We sin not only in our relations with others but in our treatment of ourselves. We flay ourselves with guilt and shame over things that cannot be changed. We judge ourselves without compassion. We do not love ourselves as we try to love our neighbors.
Each and every one of us commits these sins. Look around you and know that not only you, but everyone, is sick in just these ways and others. For we are all human. We are all dust, all weak and lost and needy. That is why we gather here together today, as a body--because we all need the medicine that the Church offers us at this time of year.
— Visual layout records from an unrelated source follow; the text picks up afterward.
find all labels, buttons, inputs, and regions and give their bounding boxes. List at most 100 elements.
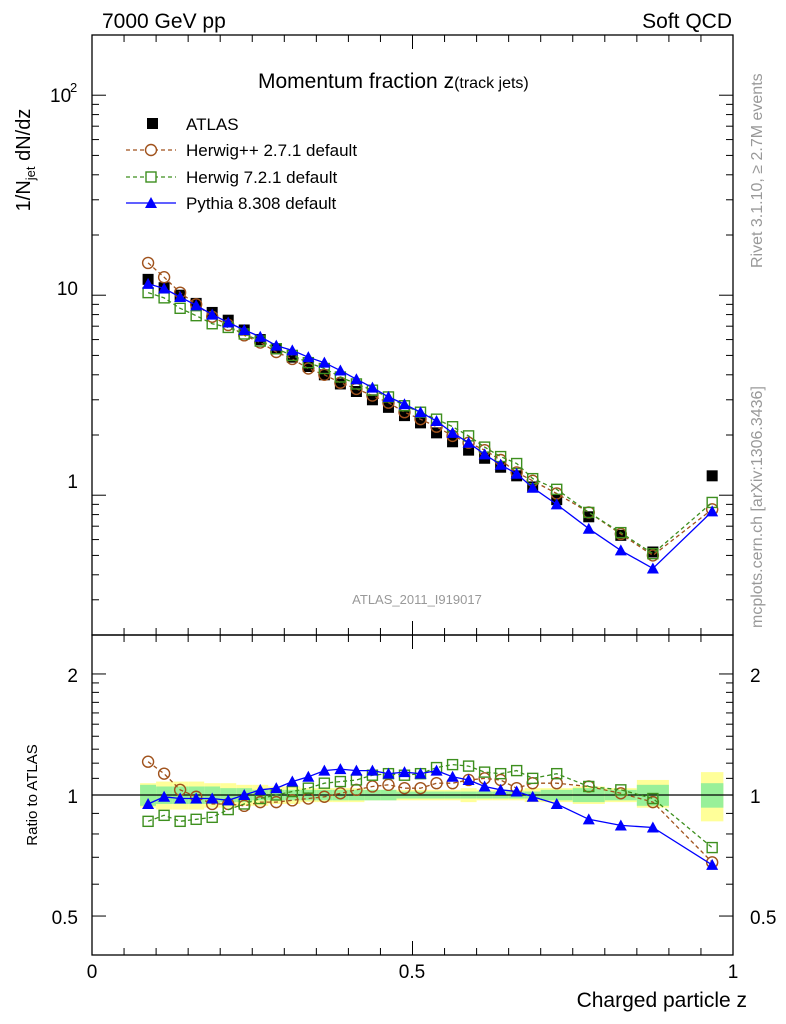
- ratio-point-pythia-8-308-default: [526, 790, 539, 802]
- y-tick-label-100: 10 2: [50, 80, 77, 107]
- ylabel-tail: dN/dz: [13, 109, 35, 167]
- main-point-atlas: [647, 546, 659, 558]
- legend-label-atlas: ATLAS: [186, 115, 239, 134]
- main-point-atlas: [382, 401, 394, 413]
- main-point-pythia-8-308-default: [254, 330, 267, 342]
- main-point-herwig-2-7-1-default: [318, 368, 331, 381]
- header-left: 7000 GeV pp: [102, 10, 226, 33]
- main-point-pythia-8-308-default: [614, 544, 627, 556]
- main-point-atlas: [706, 470, 718, 482]
- main-point-pythia-8-308-default: [142, 277, 155, 289]
- chart-title-sub: (track jets): [454, 75, 529, 92]
- main-point-pythia-8-308-default: [414, 406, 427, 418]
- ratio-point-pythia-8-308-default: [462, 773, 475, 785]
- main-series-group: [141, 256, 719, 574]
- chart-title: Momentum fraction z(track jets): [258, 70, 529, 93]
- ratio-point-herwig-2-7-1-default: [430, 776, 443, 790]
- ratio-line-herwig-7-2-1-default: [147, 763, 713, 849]
- main-point-pythia-8-308-default: [462, 436, 475, 448]
- ratio-point-pythia-8-308-default: [302, 770, 315, 782]
- ratio-point-herwig-2-7-1-default: [270, 795, 283, 809]
- ratio-point-pythia-8-308-default: [270, 782, 283, 794]
- main-point-atlas: [302, 361, 314, 373]
- analysis-label: ATLAS_2011_I919017: [352, 592, 482, 607]
- main-series-herwig-2-7-1-default: [141, 256, 719, 562]
- main-point-pythia-8-308-default: [302, 351, 315, 363]
- legend-label-herwig7: Herwig 7.2.1 default: [186, 168, 337, 187]
- ratio-point-herwig-7-2-1-default: [494, 767, 507, 780]
- main-point-atlas: [286, 351, 298, 363]
- main-point-herwig-7-2-1-default: [190, 309, 202, 322]
- x-tick-label-1: 1: [728, 962, 739, 983]
- main-point-pythia-8-308-default: [318, 356, 331, 368]
- main-point-pythia-8-308-default: [706, 505, 719, 517]
- legend-entry-atlas: ATLAS: [147, 115, 239, 134]
- ratio-point-herwig-2-7-1-default: [550, 776, 563, 790]
- ratio-frame: [91, 634, 734, 956]
- main-point-pythia-8-308-default: [398, 398, 411, 410]
- legend-marker-herwig7: [145, 171, 157, 183]
- x-tick-label-0: 0: [87, 962, 98, 983]
- ratio-point-herwig-2-7-1-default: [318, 790, 331, 803]
- ratio-point-pythia-8-308-default: [414, 767, 427, 779]
- main-point-herwig-7-2-1-default: [583, 506, 595, 519]
- main-point-pythia-8-308-default: [190, 299, 203, 311]
- ratio-point-herwig-7-2-1-default: [706, 841, 718, 854]
- ratio-point-pythia-8-308-default: [646, 821, 659, 833]
- legend-entry-pythia: Pythia 8.308 default: [126, 194, 337, 213]
- ratio-point-pythia-8-308-default: [190, 792, 203, 804]
- ratio-point-pythia-8-308-default: [398, 766, 411, 778]
- ratio-point-herwig-2-7-1-default: [334, 787, 347, 800]
- ratio-point-pythia-8-308-default: [550, 797, 563, 809]
- main-point-pythia-8-308-default: [270, 339, 283, 351]
- main-point-pythia-8-308-default: [494, 458, 507, 470]
- y-tick-label-1: 1: [67, 472, 78, 493]
- legend-entry-herwigpp: Herwig++ 2.7.1 default: [126, 141, 357, 160]
- ratio-point-herwig-7-2-1-default: [190, 813, 202, 826]
- ratio-y-axis-title: Ratio to ATLAS: [24, 744, 41, 845]
- ratio-y-tick-label-1: 1: [67, 787, 78, 808]
- ratio-panel: 2 1 0.5 2 1 0.5 Ratio to ATLAS 0 0.5 1 C…: [24, 634, 776, 1012]
- main-series-atlas: [142, 273, 718, 558]
- ratio-y-tick-label-2: 2: [67, 666, 78, 687]
- main-point-pythia-8-308-default: [510, 467, 523, 479]
- main-series-herwig-7-2-1-default: [142, 286, 718, 560]
- ratio-point-pythia-8-308-default: [174, 792, 187, 804]
- ratio-series-herwig-2-7-1-default: [141, 755, 719, 869]
- ratio-point-herwig-7-2-1-default: [206, 811, 218, 824]
- main-point-pythia-8-308-default: [446, 426, 459, 438]
- ratio-point-pythia-8-308-default: [382, 767, 395, 779]
- ratio-point-pythia-8-308-default: [430, 764, 443, 776]
- main-axis-ticks: [91, 34, 734, 636]
- ratio-point-pythia-8-308-default: [222, 794, 235, 806]
- ratio-series-pythia-8-308-default: [142, 763, 719, 870]
- main-panel: 1 10 10 2 1/Njet dN/dz Momentum fraction…: [13, 34, 734, 636]
- ratio-point-pythia-8-308-default: [706, 858, 719, 870]
- ratio-point-herwig-7-2-1-default: [302, 782, 315, 794]
- ratio-point-pythia-8-308-default: [366, 764, 379, 776]
- main-point-herwig-7-2-1-default: [615, 526, 627, 539]
- header-right: Soft QCD: [642, 10, 732, 33]
- ratio-point-herwig-7-2-1-default: [446, 758, 459, 771]
- main-point-pythia-8-308-default: [382, 390, 395, 402]
- ratio-point-herwig-7-2-1-default: [478, 766, 491, 778]
- legend-entry-herwig7: Herwig 7.2.1 default: [126, 168, 337, 187]
- ratio-point-herwig-2-7-1-default: [286, 794, 299, 807]
- main-point-pythia-8-308-default: [238, 323, 251, 335]
- ratio-point-pythia-8-308-default: [142, 797, 155, 809]
- main-point-pythia-8-308-default: [430, 414, 443, 426]
- main-point-pythia-8-308-default: [222, 316, 235, 328]
- main-point-atlas: [463, 444, 475, 456]
- legend-label-pythia: Pythia 8.308 default: [186, 194, 337, 213]
- main-point-herwig-7-2-1-default: [647, 547, 659, 560]
- ratio-point-pythia-8-308-default: [286, 775, 299, 787]
- chart-title-main: Momentum fraction z: [258, 70, 454, 93]
- ratio-point-pythia-8-308-default: [614, 819, 627, 831]
- main-point-pythia-8-308-default: [206, 308, 219, 320]
- ratio-point-herwig-7-2-1-default: [174, 815, 186, 828]
- main-y-axis-title: 1/Njet dN/dz: [13, 109, 38, 212]
- y-tick-label-10: 10: [57, 279, 78, 300]
- y-tick-label-100-base: 10: [50, 86, 71, 107]
- ylabel-main: 1/N: [13, 180, 35, 211]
In love and in compassion, Jesus came for us, who are sick in our souls. He came to assure us that we can change. He came to assure us that the disorders of our souls do not have to define us; that there is healing for those who seek it and pursue it; that if we are humble, and honest, he, the Soul Physician, our comforter and our redeemer, will help us redeem ourselves from the unworthier aspects of our characters.
Let me observe, from hard personal experience, that the divine medicine does not work overnight. There are very few miracles when it comes to self-improvement. Jesus’s cure is not as simple as “take two aspirins and get some rest.” Genuine commitment and dogged perseverance on our part are imperative. But Jesus will be there to encourage us, to give us strength, to be a comfort in our pain and to enlighten our path when it seems impenetrably dark. Crux est mundi medicina. The cross is the medicine of the world.
May God grant us all a holy and healing Lent. Amen.